Os cubanos já vacinaram quase todas as crianças contra a Covid. A ilha é o único país que vacina o público de até dois anos contra a doença, e mais de 95% das crianças de dois a 18 anos já foram totalmente vacinadas, de acordo com o Ministério da Saúde Pública de Cuba.
“Embora a Covid atinja menos severamente as crianças, elas são um fator importante na transmissão”, disse Gerardo Guillén, principal desenvolvedor da Abdala, uma das vacinas caseiras da ilha.
A vacinação infantil, uma das maiores taxas de vacinação contra a Covid do mundo e a alta imunidade do rebanho após um enorme pico da Delta no verão passado, disse ele, contribuíram para taxas de infecção significativamente mais baixas em Cuba do que nos EUA e na Europa durante a onda Ômicron.
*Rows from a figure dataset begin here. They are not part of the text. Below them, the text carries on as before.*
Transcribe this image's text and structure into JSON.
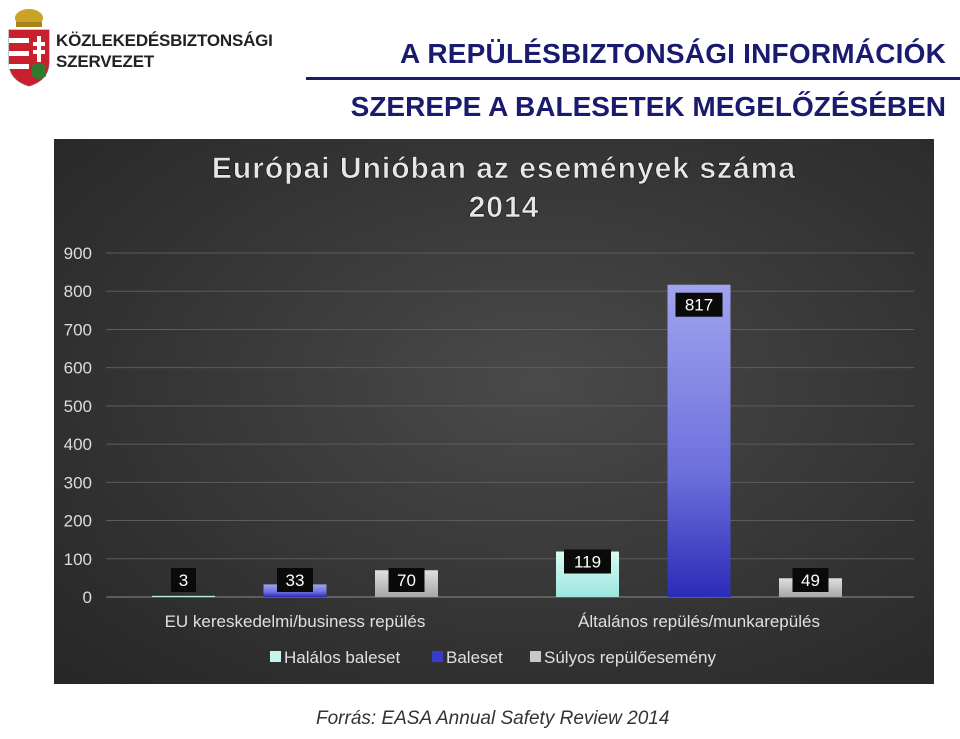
{
  "header": {
    "org_line1": "KÖZLEKEDÉSBIZTONSÁGI",
    "org_line2": "SZERVEZET",
    "title_line1": "A REPÜLÉSBIZTONSÁGI INFORMÁCIÓK",
    "title_line2": "SZEREPE A BALESETEK MEGELŐZÉSÉBEN"
  },
  "source": "Forrás: EASA Annual Safety Review 2014",
  "colors": {
    "title": "#1a1a6e",
    "halalos": "#c8f4ee",
    "baleset": "#3a3ac8",
    "sulyos": "#c8c8c8"
  },
  "chart_data": {
    "type": "bar",
    "title": "Európai Unióban az események száma",
    "subtitle": "2014",
    "categories": [
      "EU kereskedelmi/business repülés",
      "Általános repülés/munkarepülés"
    ],
    "series": [
      {
        "name": "Halálos baleset",
        "values": [
          3,
          119
        ]
      },
      {
        "name": "Baleset",
        "values": [
          33,
          817
        ]
      },
      {
        "name": "Súlyos repülőesemény",
        "values": [
          70,
          49
        ]
      }
    ],
    "ylim": [
      0,
      900
    ],
    "yticks": [
      "0",
      "100",
      "200",
      "300",
      "400",
      "500",
      "600",
      "700",
      "800",
      "900"
    ],
    "xlabel": "",
    "ylabel": "",
    "grid": true,
    "legend": "bottom"
  }
}
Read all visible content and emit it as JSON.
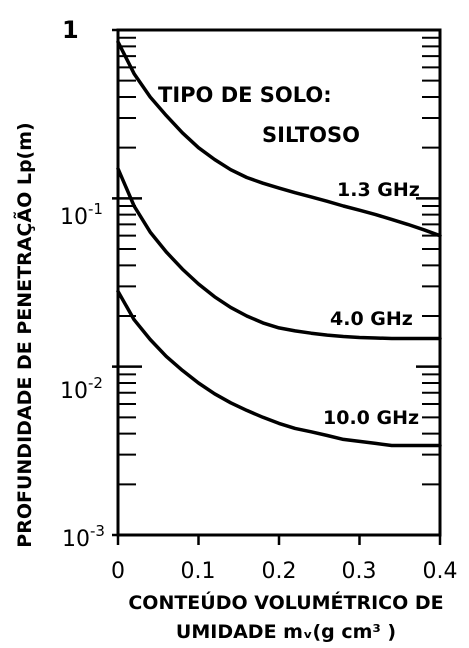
{
  "chart_data": {
    "type": "line",
    "title": "",
    "annotation_lines": [
      "TIPO DE SOLO:",
      "SILTOSO"
    ],
    "xlabel_lines": [
      "CONTEÚDO VOLUMÉTRICO DE",
      "UMIDADE mᵥ(g cm³ )"
    ],
    "ylabel": "PROFUNDIDADE DE PENETRAÇÃO Lp(m)",
    "y_scale": "log",
    "xlim": [
      0,
      0.4
    ],
    "ylim": [
      0.001,
      1
    ],
    "x_ticks": [
      0,
      0.1,
      0.2,
      0.3,
      0.4
    ],
    "x_tick_labels": [
      "0",
      "0.1",
      "0.2",
      "0.3",
      "0.4"
    ],
    "y_ticks": [
      1,
      0.1,
      0.01,
      0.001
    ],
    "y_tick_labels": [
      {
        "base": "1",
        "exp": ""
      },
      {
        "base": "10",
        "exp": "-1"
      },
      {
        "base": "10",
        "exp": "-2"
      },
      {
        "base": "10",
        "exp": "-3"
      }
    ],
    "grid": false,
    "series": [
      {
        "name": "1.3 GHz",
        "x": [
          0,
          0.02,
          0.04,
          0.06,
          0.08,
          0.1,
          0.12,
          0.14,
          0.16,
          0.18,
          0.2,
          0.22,
          0.24,
          0.26,
          0.28,
          0.3,
          0.32,
          0.34,
          0.36,
          0.38,
          0.4
        ],
        "y": [
          0.85,
          0.55,
          0.4,
          0.31,
          0.245,
          0.2,
          0.17,
          0.148,
          0.133,
          0.123,
          0.115,
          0.108,
          0.102,
          0.096,
          0.09,
          0.085,
          0.08,
          0.075,
          0.07,
          0.065,
          0.06
        ]
      },
      {
        "name": "4.0 GHz",
        "x": [
          0,
          0.02,
          0.04,
          0.06,
          0.08,
          0.1,
          0.12,
          0.14,
          0.16,
          0.18,
          0.2,
          0.22,
          0.24,
          0.26,
          0.28,
          0.3,
          0.32,
          0.34,
          0.36,
          0.38,
          0.4
        ],
        "y": [
          0.15,
          0.09,
          0.063,
          0.048,
          0.038,
          0.031,
          0.026,
          0.0225,
          0.02,
          0.0182,
          0.017,
          0.0163,
          0.0158,
          0.0154,
          0.0151,
          0.0149,
          0.0148,
          0.0147,
          0.0147,
          0.0147,
          0.0147
        ]
      },
      {
        "name": "10.0 GHz",
        "x": [
          0,
          0.02,
          0.04,
          0.06,
          0.08,
          0.1,
          0.12,
          0.14,
          0.16,
          0.18,
          0.2,
          0.22,
          0.24,
          0.26,
          0.28,
          0.3,
          0.32,
          0.34,
          0.36,
          0.38,
          0.4
        ],
        "y": [
          0.028,
          0.019,
          0.0145,
          0.0115,
          0.0095,
          0.008,
          0.0069,
          0.0061,
          0.0055,
          0.005,
          0.0046,
          0.0043,
          0.0041,
          0.0039,
          0.0037,
          0.0036,
          0.0035,
          0.0034,
          0.0034,
          0.0034,
          0.0034
        ]
      }
    ],
    "series_label_text": [
      "1.3 GHz",
      "4.0 GHz",
      "10.0 GHz"
    ]
  }
}
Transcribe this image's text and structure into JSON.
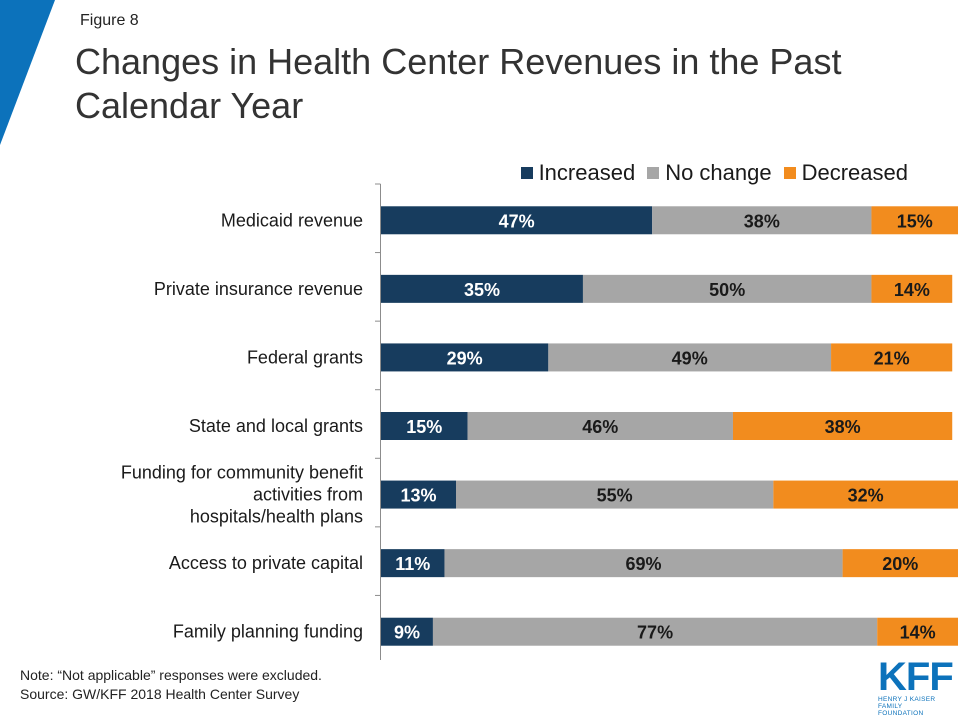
{
  "figure_label": "Figure 8",
  "title": "Changes in Health Center Revenues in the Past Calendar Year",
  "colors": {
    "accent": "#0c72bb",
    "increased": "#173c5e",
    "no_change": "#a6a6a6",
    "decreased": "#f28c1e"
  },
  "chart_data": {
    "type": "bar",
    "orientation": "horizontal",
    "stacked": true,
    "categories": [
      "Medicaid revenue",
      "Private insurance revenue",
      "Federal grants",
      "State and local grants",
      "Funding for community benefit activities from hospitals/health plans",
      "Access to private capital",
      "Family planning funding"
    ],
    "series": [
      {
        "name": "Increased",
        "values": [
          47,
          35,
          29,
          15,
          13,
          11,
          9
        ],
        "labels": [
          "47%",
          "35%",
          "29%",
          "15%",
          "13%",
          "11%",
          "9%"
        ]
      },
      {
        "name": "No change",
        "values": [
          38,
          50,
          49,
          46,
          55,
          69,
          77
        ],
        "labels": [
          "38%",
          "50%",
          "49%",
          "46%",
          "55%",
          "69%",
          "77%"
        ]
      },
      {
        "name": "Decreased",
        "values": [
          15,
          14,
          21,
          38,
          32,
          20,
          14
        ],
        "labels": [
          "15%",
          "14%",
          "21%",
          "38%",
          "32%",
          "20%",
          "14%"
        ]
      }
    ],
    "legend_position": "top-right",
    "xlim": [
      0,
      100
    ],
    "grid": false
  },
  "note": "Note: “Not applicable” responses were excluded.",
  "source": "Source: GW/KFF 2018 Health Center Survey",
  "logo": {
    "mark": "KFF",
    "line1": "HENRY J KAISER",
    "line2": "FAMILY FOUNDATION"
  }
}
Com alta confiança no serviço de saúde baseado na comunidade – e com um estado de partido único impedindo que movimentos antivacinas se enraízem como em outras partes da América Latina – os cubanos em geral confiam nas vacinas de seu país. Em Cuba, a inoculação de crianças pequenas é amplamente vista como senso comum.
“As crianças são vacinadas assim que nascem”, disse Ania Ramírez, 33, ao buscar na escola seu filho totalmente vacinado, Fabio, de cinco anos. “Se ele já tem todas as outras vacinas, por que eu não colocaria isso nele?”
Em todo o mundo, as idades de vacinação contra a Covid estão diminuindo: a Organização Mundial da Saúde recomendou que, se já tiverem sido alcançados altos níveis de cobertura na população adulta, os países devem considerar a inoculação de crianças a partir dos cinco anos com a vacina Pfizer/BioNTech. Chile e Emirados Árabes Unidos estão vacinando crianças de três anos.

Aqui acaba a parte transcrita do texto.